Denver-based Midway Gold (TSX:MDW,NYSE:MDW) is off to a good start this week following a double whammy announcement regarding both a resource upgrade and a budget boost. The Nevada-focused gold company saw its share price climb 4.12 percent following the news.
Causing all the fuss is no doubt the exciting 102-percent increase in the mineral resource estimate for Midway’s Spring Valley project. It now sits at 4.37 million ounces of measured and indicated gold. Additionally, the company has bumped up the measured and indicated resource’s grade by 20 percent. The project’s inferred resource now comes to 1.07 million ounces. To get to those results, the company revised its previous estimates using the results collected from the 2011 to 2013 drilling seasons.
As one Midway investor noted in a Seeking Alpha article, “[t]his update re-emphasizes there’s deep value in Midway Gold, beyond the near-term production Pan project in Nevada.”
The Investment Doctor also points out that while the resource update wasn’t unexpected, it does put the project “in the league of major exploration projects in the USA.” The substantial increase in average grade is also encouraging as it could be construed as an indication that the project’s economics will be superior.
Likewise, Haywood Securities analyst Geordie Mark views Midway’s news as positive for the company, explaining in a research note to clients that the updated resource “not only heightens the total known gold endowment on the project, but also shows a significant increase in the contained ounces and grade of gold within M&I resources. Whittle Pit constrained resources at Spring Valley also stand at 3.73 Mox gold grading 0.84 /g/t using $1,300 per ounce gold price.”
Indeed, the company is pleased that beyond the simple resource estimate, Spring Valley has excellent growth potential and exploration upside. That’s because the resource currently remains open to the south, the northwest and at depth.

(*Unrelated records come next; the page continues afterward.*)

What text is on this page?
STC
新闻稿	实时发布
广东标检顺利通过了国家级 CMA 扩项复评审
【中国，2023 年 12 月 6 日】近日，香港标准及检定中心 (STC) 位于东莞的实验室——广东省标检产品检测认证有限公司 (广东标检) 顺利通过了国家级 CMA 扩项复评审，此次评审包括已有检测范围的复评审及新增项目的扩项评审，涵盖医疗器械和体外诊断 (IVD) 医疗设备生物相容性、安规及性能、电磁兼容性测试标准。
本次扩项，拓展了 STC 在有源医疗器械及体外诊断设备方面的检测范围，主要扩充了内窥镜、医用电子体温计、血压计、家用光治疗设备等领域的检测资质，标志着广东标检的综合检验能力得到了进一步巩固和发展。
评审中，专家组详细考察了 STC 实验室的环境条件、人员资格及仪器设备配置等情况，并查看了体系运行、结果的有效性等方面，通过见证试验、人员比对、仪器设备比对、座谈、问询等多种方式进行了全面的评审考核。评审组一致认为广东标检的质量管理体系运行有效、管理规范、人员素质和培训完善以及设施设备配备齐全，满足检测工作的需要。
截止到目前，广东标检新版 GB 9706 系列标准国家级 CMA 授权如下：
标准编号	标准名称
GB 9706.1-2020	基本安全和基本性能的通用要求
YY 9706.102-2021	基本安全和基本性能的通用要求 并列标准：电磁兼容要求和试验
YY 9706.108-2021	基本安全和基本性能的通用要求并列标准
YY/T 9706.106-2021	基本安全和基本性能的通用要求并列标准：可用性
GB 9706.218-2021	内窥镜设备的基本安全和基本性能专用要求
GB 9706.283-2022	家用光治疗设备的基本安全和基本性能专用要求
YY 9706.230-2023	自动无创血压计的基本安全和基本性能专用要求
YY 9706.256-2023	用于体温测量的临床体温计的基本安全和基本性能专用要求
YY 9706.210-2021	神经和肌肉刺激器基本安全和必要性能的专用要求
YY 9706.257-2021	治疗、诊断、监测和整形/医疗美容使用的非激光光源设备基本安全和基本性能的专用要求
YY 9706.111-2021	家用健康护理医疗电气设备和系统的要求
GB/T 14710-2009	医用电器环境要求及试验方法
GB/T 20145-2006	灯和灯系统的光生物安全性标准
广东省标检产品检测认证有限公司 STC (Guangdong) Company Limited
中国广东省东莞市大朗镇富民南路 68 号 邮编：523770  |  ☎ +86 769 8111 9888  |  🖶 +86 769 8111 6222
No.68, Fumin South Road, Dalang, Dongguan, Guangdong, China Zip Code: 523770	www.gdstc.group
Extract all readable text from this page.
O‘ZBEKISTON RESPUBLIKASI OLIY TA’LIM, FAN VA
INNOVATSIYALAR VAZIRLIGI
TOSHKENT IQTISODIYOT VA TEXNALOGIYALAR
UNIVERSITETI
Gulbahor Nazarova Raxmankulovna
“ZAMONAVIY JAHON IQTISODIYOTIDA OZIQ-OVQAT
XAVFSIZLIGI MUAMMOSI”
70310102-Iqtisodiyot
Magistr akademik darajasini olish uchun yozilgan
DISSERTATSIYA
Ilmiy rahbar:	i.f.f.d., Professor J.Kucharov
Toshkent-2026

The company also notes in today’s press release that several high-potential drill targets have been identified outside the current resource area.
“We are thoroughly impressed with the continued growth and the significant quality upgrade at Spring Valley,” said Ken Brunk, president and CEO of Midway, reaffirming that the project continues to give the company confidence in Spring Valley’s future potential as a world-class gold mine.
In addition to the resource upgrade, Midway said that its joint venture partner, Barrick Gold (TSX:ABX,NYSE:ABX), has budgeted $17.4 million for the project, including $9 million for infill drilling and $8.4 million for preparation of a prefeasiblity study and other development-related expenses.
Mark added, the new “accelerated budget on the project heightens our belief in Barrick’s drive to move more rapidly to completing a PFS-level study on the project.”
Haywood has a “buy” rating on Midway Gold with a target price of $1.65. The firm’s investment thesis is based on its confidence that the company will evolve into a gold production company in the near term through the development of the Pan gold project in Nevada. So far, Midway has started construction on Pan and is projecting first gold pour for in late Q4. The company is planning on using an open-pit, heap leach operation to take advantage of Pan’s proven and probable reserves of 48 million tonnes grading 0.56 grams per tonne gold and containing 0.88 million ounces.
In all, Tuesday’s news remains encouraging, bringing to light the fact that given its project pipeline, Midway Gold is definitely more than a one-hit wonder.
Securities Disclosure: I, Vivien Diniz, hold no investment interest in any of the companies mentioned.